The Nigeria Centre for Disease Control (NCDC) has said that teachers and students with high temperature should not be allowed into schools.
The agency in his latest COVID-19 situation report said the detection of the Omicron variant which has been found to be more transmissible, has intensified the need to ensure the implementation and adherence to public health measures against the virus.
It said COVID-19 and its variants spread easily when people come in close contact with one another, and therefore advised schools to take adequate precautions as they resume amid the fourth wave of the pandemic.
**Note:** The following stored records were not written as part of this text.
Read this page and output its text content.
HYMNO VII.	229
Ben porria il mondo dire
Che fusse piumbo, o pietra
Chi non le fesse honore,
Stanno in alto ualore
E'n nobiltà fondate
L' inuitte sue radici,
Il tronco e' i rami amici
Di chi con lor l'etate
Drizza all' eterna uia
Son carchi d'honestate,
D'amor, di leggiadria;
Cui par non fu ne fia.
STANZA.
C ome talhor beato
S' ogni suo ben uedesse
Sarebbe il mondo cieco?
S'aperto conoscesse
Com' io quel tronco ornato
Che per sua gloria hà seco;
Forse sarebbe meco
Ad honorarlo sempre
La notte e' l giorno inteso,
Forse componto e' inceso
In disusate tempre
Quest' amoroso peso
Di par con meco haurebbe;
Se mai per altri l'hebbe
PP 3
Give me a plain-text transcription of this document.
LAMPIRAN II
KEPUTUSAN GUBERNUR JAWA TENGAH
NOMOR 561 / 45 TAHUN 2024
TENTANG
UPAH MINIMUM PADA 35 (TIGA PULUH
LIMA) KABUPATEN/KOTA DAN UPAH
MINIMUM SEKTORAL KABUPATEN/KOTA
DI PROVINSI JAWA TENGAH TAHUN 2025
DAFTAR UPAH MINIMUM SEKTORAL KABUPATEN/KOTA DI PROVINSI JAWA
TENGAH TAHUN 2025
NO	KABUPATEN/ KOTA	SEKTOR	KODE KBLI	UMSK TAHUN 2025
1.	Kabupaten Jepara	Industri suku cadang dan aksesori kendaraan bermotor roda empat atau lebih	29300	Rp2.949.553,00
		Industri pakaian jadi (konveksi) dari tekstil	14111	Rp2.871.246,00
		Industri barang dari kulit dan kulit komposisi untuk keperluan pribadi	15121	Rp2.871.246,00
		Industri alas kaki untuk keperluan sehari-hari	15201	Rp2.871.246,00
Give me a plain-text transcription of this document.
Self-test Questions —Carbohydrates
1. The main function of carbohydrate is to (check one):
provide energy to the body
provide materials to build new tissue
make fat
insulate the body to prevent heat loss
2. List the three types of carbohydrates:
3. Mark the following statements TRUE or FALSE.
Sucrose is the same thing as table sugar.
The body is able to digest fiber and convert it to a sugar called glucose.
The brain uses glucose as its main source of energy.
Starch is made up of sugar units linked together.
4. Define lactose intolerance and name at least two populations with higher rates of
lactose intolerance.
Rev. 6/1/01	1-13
According to report “School administrators should ensure the following to reduce the risk of COVID-19 transmission within schools: Daily temperature checks at points of entry. Those with a temperature above 38oC should not be allowed entry,”
“Provision of handwashing facilities and hand sanitizers for hand hygiene. Masks must be worn by all those over the age of 6 years on school premises.
“Always ensure proper ventilation and minimum of one metre sitting distance between students in classrooms.
“Surfaces including desks, door handles etc. should be disinfected at least twice; at break time and at the end of the school day.
“Avoid sharing of items such as pencils, biros, erasers, rulers, textbooks. Staff at sick bay should be trained and provided with required Personal Protective Equipment (PPE).
“Students and staff who feel ill should remain at home and seek treatment at a health facility immediately.
“All eligible persons should get vaccinated against COVID-19 at one of the nearby vaccination sites.
“Those who are vaccinated must still adhere to public health measures.
“Additionally, NCDC recommends the use of approved rapid diagnostic test kits in secondary school hostels and university campuses for testing of student and staff upon school resumption and for those experiencing symptoms of COVID-19 during the school session.”
Since Nigeria’s index case in February 2021, a total of 248,732 confirmed cases, 219,479 recoveries, and 3,085 fatalities have been recorded in 36 states and the FCT.